Rotes Kreuz bedeutet "Fällung" (Foto: Kurt Frank) Rotes Kreuz bedeutet "Fällung" (Foto: Kurt Frank)
Nordhausen. Wer sein kleines Buch „Unsere Heimat“, das 1914 erschien, kennt, weiß: Der Nordhäuser war ein Naturliebhaber und ein der Heimat sehr verbundener Mann. In seinen Erzählungen von Nordhausen und Umgebung nimmt das Gehege einen besonderen Platz ein. Seine Beschreibung kam mir bei einem Spaziergang durch die grüne Lunge der Stadt in den Sinn. Ich verglich sie mit dem Gehege von heute. Wie sah es der Lehrer seinerzeit und wie erleben wir es heute.

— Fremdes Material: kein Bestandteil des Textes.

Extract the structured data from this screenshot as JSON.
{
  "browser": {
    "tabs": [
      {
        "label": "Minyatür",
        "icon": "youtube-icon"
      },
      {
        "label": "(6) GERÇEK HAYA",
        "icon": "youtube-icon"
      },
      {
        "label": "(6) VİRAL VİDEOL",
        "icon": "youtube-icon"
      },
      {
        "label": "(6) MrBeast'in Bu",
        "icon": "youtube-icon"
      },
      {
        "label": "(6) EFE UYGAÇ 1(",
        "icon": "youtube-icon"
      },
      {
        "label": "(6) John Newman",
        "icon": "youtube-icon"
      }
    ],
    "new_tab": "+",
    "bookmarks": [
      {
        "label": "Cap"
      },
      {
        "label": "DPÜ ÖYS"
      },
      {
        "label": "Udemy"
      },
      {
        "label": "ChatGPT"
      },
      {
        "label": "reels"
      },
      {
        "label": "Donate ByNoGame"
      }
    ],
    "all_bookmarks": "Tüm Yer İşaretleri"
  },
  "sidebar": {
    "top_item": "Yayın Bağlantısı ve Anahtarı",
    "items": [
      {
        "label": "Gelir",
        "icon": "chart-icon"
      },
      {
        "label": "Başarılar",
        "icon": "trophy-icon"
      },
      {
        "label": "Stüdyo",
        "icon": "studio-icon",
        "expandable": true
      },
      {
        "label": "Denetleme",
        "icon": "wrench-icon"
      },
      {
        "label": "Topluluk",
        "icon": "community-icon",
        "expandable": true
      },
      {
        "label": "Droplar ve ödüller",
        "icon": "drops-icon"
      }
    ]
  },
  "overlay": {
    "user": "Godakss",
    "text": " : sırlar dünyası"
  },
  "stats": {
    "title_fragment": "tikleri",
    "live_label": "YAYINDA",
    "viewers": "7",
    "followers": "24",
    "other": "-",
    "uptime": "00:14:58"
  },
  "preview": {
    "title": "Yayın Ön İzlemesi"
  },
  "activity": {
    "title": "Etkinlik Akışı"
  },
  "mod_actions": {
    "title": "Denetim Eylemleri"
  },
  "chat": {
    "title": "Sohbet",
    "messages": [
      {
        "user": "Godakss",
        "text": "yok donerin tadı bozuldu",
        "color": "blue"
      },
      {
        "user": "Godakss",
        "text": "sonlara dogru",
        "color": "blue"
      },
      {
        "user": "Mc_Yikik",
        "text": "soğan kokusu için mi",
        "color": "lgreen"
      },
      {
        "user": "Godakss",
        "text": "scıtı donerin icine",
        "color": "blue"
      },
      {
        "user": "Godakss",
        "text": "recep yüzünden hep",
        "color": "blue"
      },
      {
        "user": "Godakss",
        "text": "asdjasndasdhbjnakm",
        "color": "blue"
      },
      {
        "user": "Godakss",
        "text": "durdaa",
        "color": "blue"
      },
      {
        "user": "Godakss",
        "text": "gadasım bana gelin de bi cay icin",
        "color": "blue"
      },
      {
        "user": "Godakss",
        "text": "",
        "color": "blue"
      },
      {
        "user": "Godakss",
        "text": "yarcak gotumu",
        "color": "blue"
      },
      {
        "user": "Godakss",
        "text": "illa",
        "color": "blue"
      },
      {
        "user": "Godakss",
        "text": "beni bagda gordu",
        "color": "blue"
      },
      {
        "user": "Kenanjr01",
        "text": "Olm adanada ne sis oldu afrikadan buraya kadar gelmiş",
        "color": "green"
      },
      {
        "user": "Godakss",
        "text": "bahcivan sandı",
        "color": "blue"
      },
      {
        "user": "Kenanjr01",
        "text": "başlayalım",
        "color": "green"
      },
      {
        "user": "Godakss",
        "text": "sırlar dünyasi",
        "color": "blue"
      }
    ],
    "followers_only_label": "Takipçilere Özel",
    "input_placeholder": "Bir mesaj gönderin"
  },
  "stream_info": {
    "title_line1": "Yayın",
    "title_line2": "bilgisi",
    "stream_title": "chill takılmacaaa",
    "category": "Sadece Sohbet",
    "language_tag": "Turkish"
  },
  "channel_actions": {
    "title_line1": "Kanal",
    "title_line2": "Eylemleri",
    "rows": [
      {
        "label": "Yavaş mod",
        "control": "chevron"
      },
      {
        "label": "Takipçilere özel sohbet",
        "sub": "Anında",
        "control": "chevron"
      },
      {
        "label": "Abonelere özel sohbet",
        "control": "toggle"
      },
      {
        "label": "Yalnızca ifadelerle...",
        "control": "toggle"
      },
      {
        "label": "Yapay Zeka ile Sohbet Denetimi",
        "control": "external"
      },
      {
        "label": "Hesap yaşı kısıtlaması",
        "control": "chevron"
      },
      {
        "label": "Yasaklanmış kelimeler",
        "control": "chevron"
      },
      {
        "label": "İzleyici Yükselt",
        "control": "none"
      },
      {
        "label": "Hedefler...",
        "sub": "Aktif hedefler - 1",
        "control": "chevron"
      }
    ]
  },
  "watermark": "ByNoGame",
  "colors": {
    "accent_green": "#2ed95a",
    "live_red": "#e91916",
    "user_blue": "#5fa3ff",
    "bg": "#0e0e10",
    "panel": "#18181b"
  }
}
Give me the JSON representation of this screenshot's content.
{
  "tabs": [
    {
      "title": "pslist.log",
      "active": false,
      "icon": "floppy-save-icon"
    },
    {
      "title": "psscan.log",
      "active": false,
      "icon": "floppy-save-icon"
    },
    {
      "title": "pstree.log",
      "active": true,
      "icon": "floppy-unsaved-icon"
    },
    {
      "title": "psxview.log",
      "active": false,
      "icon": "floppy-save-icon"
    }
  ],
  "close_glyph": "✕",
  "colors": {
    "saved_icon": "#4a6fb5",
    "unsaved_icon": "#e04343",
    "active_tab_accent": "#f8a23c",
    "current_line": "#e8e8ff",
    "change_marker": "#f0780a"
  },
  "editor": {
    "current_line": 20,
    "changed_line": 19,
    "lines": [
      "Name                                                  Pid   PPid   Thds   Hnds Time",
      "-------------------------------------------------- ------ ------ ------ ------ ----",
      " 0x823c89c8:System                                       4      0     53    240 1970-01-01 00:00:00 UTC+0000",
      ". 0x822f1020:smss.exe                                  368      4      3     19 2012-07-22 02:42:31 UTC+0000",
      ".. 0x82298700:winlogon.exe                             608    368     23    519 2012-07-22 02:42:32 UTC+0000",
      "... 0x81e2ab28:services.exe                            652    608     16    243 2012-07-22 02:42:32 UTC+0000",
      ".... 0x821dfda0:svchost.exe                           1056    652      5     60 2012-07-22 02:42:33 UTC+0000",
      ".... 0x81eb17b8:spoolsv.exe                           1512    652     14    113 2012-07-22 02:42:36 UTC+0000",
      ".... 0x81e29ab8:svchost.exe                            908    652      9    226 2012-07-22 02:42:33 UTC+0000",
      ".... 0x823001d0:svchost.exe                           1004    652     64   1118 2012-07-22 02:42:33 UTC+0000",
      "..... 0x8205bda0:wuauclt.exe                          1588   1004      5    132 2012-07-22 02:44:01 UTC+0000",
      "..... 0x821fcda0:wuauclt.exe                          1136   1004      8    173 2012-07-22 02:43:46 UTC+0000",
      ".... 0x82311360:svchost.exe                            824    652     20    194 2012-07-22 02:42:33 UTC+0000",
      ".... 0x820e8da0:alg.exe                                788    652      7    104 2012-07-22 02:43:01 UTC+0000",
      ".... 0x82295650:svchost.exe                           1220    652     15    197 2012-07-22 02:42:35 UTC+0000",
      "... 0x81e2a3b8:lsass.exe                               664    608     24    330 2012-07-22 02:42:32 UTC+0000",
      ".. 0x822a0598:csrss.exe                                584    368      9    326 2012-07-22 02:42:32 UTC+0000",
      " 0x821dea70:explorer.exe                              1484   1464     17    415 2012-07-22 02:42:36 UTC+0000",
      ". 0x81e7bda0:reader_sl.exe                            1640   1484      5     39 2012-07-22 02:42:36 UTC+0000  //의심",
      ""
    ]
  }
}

Das dominierende Kriegerdenkmal, wie wir es sehen, erlebte seine Einweihung erst 1925 weit nach Heines Schilderungen. Aber er beschreibt einen Gehegeplatz, wie wir in heute so nicht kennen: „An den Seiten im Schatten des Waldes sind Gastwirtschaften. In der Mitte plätschert ein Springbrunnen. Oben und unten auf dem Platz steht eine Tonhalle. Hier spielt die Musik. Im Sommer wird der Gehegeplatz viel besucht und auch an schönen Abenden in der Woche. Auf dem Platze wogt es auf und ab von fröhlichen Menschen. Wenn Fremde nach Nordhausen kommen, versäumen sie es wohl nie, das Gehege zu besuchen“.

Geschichte ist der Springbrunnen. Von den einstigen etwa sieben Lokalitäten blieben zwei übrig: „Sonneneck“ und „Waldschlösschen“. Beim „Sonneneck“ fallen besonders die schmucken Blumenrabatten ins Auge. Und was ist mit der traditionell aufspielenden Musik, den auf dem Platz, der in seiner heutigen Form 1892 entstand, auf und ab wogenden fröhlichen Menschen? Die Stadt bemüht sich um einige kulturelle Events im Jahr, abzählbar an fünf Fingern einer Hand.

Die Merwigslinde beschreibt Lehrer Heine schon als uralten Baum. Bis 1740 soll sie als einziger Baum auf dem Berg gestanden haben. Erst nach 1738 begann die systematische Aufforstung des kahlen Berges dank des Stadtrates, der jeden Bürger der Stadt aufforderte, einen Baum zu pflanzen.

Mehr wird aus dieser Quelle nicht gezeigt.